Néanmoins, outre cette intrigue bien maîtrisée, "Homeland"
puise sa force dans la manière d’exposer au grand jour le conflit entre
catholiques et musulmans. Très loin des clichés manichéens qui font des
musulmans les méchants barbus assoiffés de sang et de pouvoir, les
scénaristes ne voient ni blanc ni noir mais plutôt gris. Les oppositions
entre les deux camps sont certes légions mais chacun d’entre eux est
excusable et méprisable à un moment donné. Il n’y a pas de d’ennemis qui
se distinguent et cette complexité est parfaitement exploitée à travers
la psychologie du personnage ambigu de Nicholas Brody.

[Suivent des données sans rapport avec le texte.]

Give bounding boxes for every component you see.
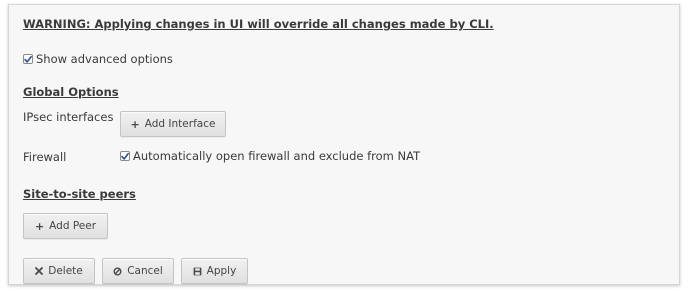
apply-label: Apply xyxy=(206,265,237,277)
delete-button[interactable]: Delete xyxy=(23,258,95,284)
ban-icon xyxy=(113,267,122,276)
add-interface-label: Add Interface xyxy=(144,118,216,130)
add-peer-button[interactable]: + Add Peer xyxy=(23,213,108,239)
plus-icon: + xyxy=(34,219,45,233)
ipsec-config-panel: WARNING: Applying changes in UI will ove… xyxy=(8,4,680,285)
delete-label: Delete xyxy=(48,265,83,277)
cancel-button[interactable]: Cancel xyxy=(102,258,174,284)
show-advanced-label: Show advanced options xyxy=(36,52,173,66)
x-icon xyxy=(35,267,44,275)
apply-button[interactable]: Apply xyxy=(181,258,248,284)
checkmark-icon xyxy=(121,152,129,160)
firewall-auto-open-checkbox[interactable] xyxy=(120,151,130,161)
cancel-label: Cancel xyxy=(127,265,163,277)
show-advanced-checkbox[interactable] xyxy=(23,54,33,64)
add-peer-label: Add Peer xyxy=(49,220,97,232)
firewall-auto-open-label: Automatically open firewall and exclude … xyxy=(133,149,421,163)
global-options-title: Global Options xyxy=(23,85,119,99)
firewall-checkbox-row[interactable]: Automatically open firewall and exclude … xyxy=(120,149,420,163)
ipsec-interfaces-label: IPsec interfaces xyxy=(23,110,114,124)
show-advanced-checkbox-row[interactable]: Show advanced options xyxy=(23,52,173,66)
checkmark-icon xyxy=(24,55,32,63)
save-icon xyxy=(193,267,202,276)
firewall-label: Firewall xyxy=(23,150,67,164)
cli-override-warning: WARNING: Applying changes in UI will ove… xyxy=(23,17,494,31)
add-interface-button[interactable]: + Add Interface xyxy=(120,111,226,137)
site-to-site-peers-title: Site-to-site peers xyxy=(23,187,136,201)
plus-icon: + xyxy=(130,117,140,131)
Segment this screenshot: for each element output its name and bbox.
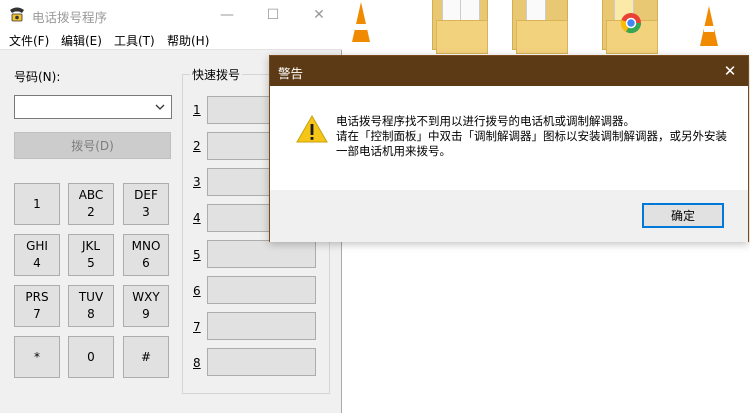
key-9[interactable]: WXY 9 bbox=[123, 285, 169, 327]
warning-icon bbox=[296, 114, 328, 143]
phone-app-icon bbox=[10, 7, 24, 22]
dialog-message: 电话拨号程序找不到用以进行拨号的电话机或调制解调器。 请在「控制面板」中双击「调… bbox=[336, 114, 727, 159]
number-combobox[interactable] bbox=[14, 95, 172, 119]
maximize-button[interactable]: ☐ bbox=[250, 0, 296, 30]
speed-dial-title: 快速拨号 bbox=[190, 66, 243, 83]
message-line: 一部电话机用来拨号。 bbox=[336, 144, 451, 158]
key-star[interactable]: * bbox=[14, 336, 60, 378]
ok-button[interactable]: 确定 bbox=[642, 203, 724, 228]
speed-dial-label-6: 6 bbox=[193, 284, 201, 298]
key-1[interactable]: 1 bbox=[14, 183, 60, 225]
dialog-close-button[interactable]: ✕ bbox=[712, 56, 748, 86]
chevron-down-icon[interactable] bbox=[155, 102, 165, 112]
message-line: 电话拨号程序找不到用以进行拨号的电话机或调制解调器。 bbox=[336, 114, 635, 128]
menu-help[interactable]: 帮助(H) bbox=[167, 32, 209, 49]
folder-icon[interactable] bbox=[510, 0, 570, 55]
warning-dialog: 警告 ✕ 电话拨号程序找不到用以进行拨号的电话机或调制解调器。 请在「控制面板」… bbox=[269, 55, 749, 242]
menu-tools[interactable]: 工具(T) bbox=[114, 32, 155, 49]
key-hash[interactable]: # bbox=[123, 336, 169, 378]
speed-dial-label-5: 5 bbox=[193, 248, 201, 262]
speed-dial-button-7[interactable] bbox=[207, 312, 316, 340]
key-8[interactable]: TUV 8 bbox=[68, 285, 114, 327]
speed-dial-label-2: 2 bbox=[193, 139, 201, 153]
message-line: 请在「控制面板」中双击「调制解调器」图标以安装调制解调器，或另外安装 bbox=[336, 129, 727, 143]
dialer-title: 电话拨号程序 bbox=[32, 10, 108, 25]
dialog-titlebar[interactable]: 警告 ✕ bbox=[270, 56, 748, 86]
key-2[interactable]: ABC 2 bbox=[68, 183, 114, 225]
dial-button[interactable]: 拨号(D) bbox=[14, 132, 171, 159]
key-0[interactable]: 0 bbox=[68, 336, 114, 378]
key-6[interactable]: MNO 6 bbox=[123, 234, 169, 276]
close-button[interactable]: ✕ bbox=[296, 0, 342, 30]
menu-file[interactable]: 文件(F) bbox=[9, 32, 49, 49]
menu-edit[interactable]: 编辑(E) bbox=[61, 32, 102, 49]
speed-dial-label-1: 1 bbox=[193, 103, 201, 117]
folder-icon[interactable] bbox=[600, 0, 660, 55]
speed-dial-label-7: 7 bbox=[193, 320, 201, 334]
key-4[interactable]: GHI 4 bbox=[14, 234, 60, 276]
speed-dial-label-4: 4 bbox=[193, 211, 201, 225]
dialog-title: 警告 bbox=[278, 66, 304, 81]
folder-icon[interactable] bbox=[430, 0, 490, 55]
speed-dial-button-8[interactable] bbox=[207, 348, 316, 376]
screen: 电话拨号程序 — ☐ ✕ 文件(F) 编辑(E) 工具(T) 帮助(H) 号码(… bbox=[0, 0, 750, 413]
minimize-button[interactable]: — bbox=[204, 0, 250, 30]
key-3[interactable]: DEF 3 bbox=[123, 183, 169, 225]
speed-dial-label-8: 8 bbox=[193, 356, 201, 370]
speed-dial-button-5[interactable] bbox=[207, 240, 316, 268]
speed-dial-button-6[interactable] bbox=[207, 276, 316, 304]
key-5[interactable]: JKL 5 bbox=[68, 234, 114, 276]
menubar: 文件(F) 编辑(E) 工具(T) 帮助(H) bbox=[0, 30, 342, 50]
key-7[interactable]: PRS 7 bbox=[14, 285, 60, 327]
dialer-titlebar[interactable]: 电话拨号程序 — ☐ ✕ bbox=[0, 0, 342, 30]
speed-dial-label-3: 3 bbox=[193, 175, 201, 189]
number-label: 号码(N): bbox=[14, 70, 61, 84]
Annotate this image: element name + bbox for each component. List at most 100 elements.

Emportés donc par le jeu fiévreux et dense
de Claire Danes et Damian Lewis, "Homeland" est une série complexe, à
l’identification difficile.
Entre deux genres, à l’intrigue à tiroirs, la série
cultive un arsenal militaire et familial comme aucune autre série. Souvent
comparés à "24 h chrono", par sa dimension géopolitique et
diplomatique, la série n’a pourtant rien à voir. Plus proche de la latence de
"Rubicon" (autre série surprenante), par son aspect morne, ses
questionnements en attente, son doute permanent, "Homeland" veille
davantage à entretenir une ambiance paranoïaque qu’une toile d’action pure et
dure mêlant CIA et terrorisme.
La plus grande force de la série est
de ne jamais aller du côté de l’attendu, monter une guerre froide entre
les deux camps, diaboliser le traître américain, "héroïser" la jeune
femme fragile seule contre tous. Le climat entretenu est constamment
flou, prenant, d’une densité rare et d’une psychologie osée. A aucun moment, dans sa progression, "Homeland"
s'appuie d’ailleurs sur les révélations, la série préférait les laissant filer
comme des projectiles ambigus, dont on ne sait que faire.
La première partie de la saison 1 est
extrêmement prenante et intrigante, les scénaristes laissant, comme je l'ai dit
ci-dessus, planer un terrible flou, renforçant le caractère paranoïaque. La deuxième partie de la saison est, quant à elle, vraiment surprenante en partant dans des
directions inattendues, mais retombant toujours sur ses pattes. La lente descente dans la folie de Carrie Mathison est la ligne de force
des derniers épisodes de la série. Elle illustre à la fois la
paranoïa dans laquelle elle vit, et, a fortiori, dans laquelle vivent les États-Unis, mais cette démence n'interdit pas la vérité. Enfin, les derniers
épisodes permettent d'accentuer le caractère paternel de Saul Berenson
(Mandy Patinkin). Le lien qui l'unit à Carrie Mathison est
particulièrement intéressant du point de vue de la représentation du
père : il est à la fois un mentor, mais également un confident et un ami.
Celui qui derrière le tunnel de la folie voit la lumière de la
déduction et de l'intelligence.
Le
final de la série, présageant d’une seconde saison encore plus palpitante et
ténue que ce chapitre inaugurale, aussi travaillé et intelligent que le reste
des épisodes, démontre la haute capacité "d’Homeland", son regard contemporain,
loin des sentiers scénaristiques creusés par les clichés et l’attendu.
Le monde a changé, les séries aussi. "Homeland" a intégré comme
si de rien n’était une décennie de révolutions narratives et de héros
déphasés pour déplacer les équilibres traditionnels : le Mal y est
incarné par un soldat de la bannière étoilée, père de famille ; le Bien
repose sur les frêles épaules d’une jeune femme qui gobe des pilules et
pourrait bien halluciner. La maladie mentale de l’héroïne est incorporée
à l’intrigue comme un élément incontrôlable, un puissant vecteur de
récit. Férocement bâtie, complexe et
tendre à la fois, provocante et sévèrement moderne, servie par deux
acteurs (Danes et Lewis) au paroxysme du talent, Homeland est la série
évènement du courant actuel. Déjà indispensable !!!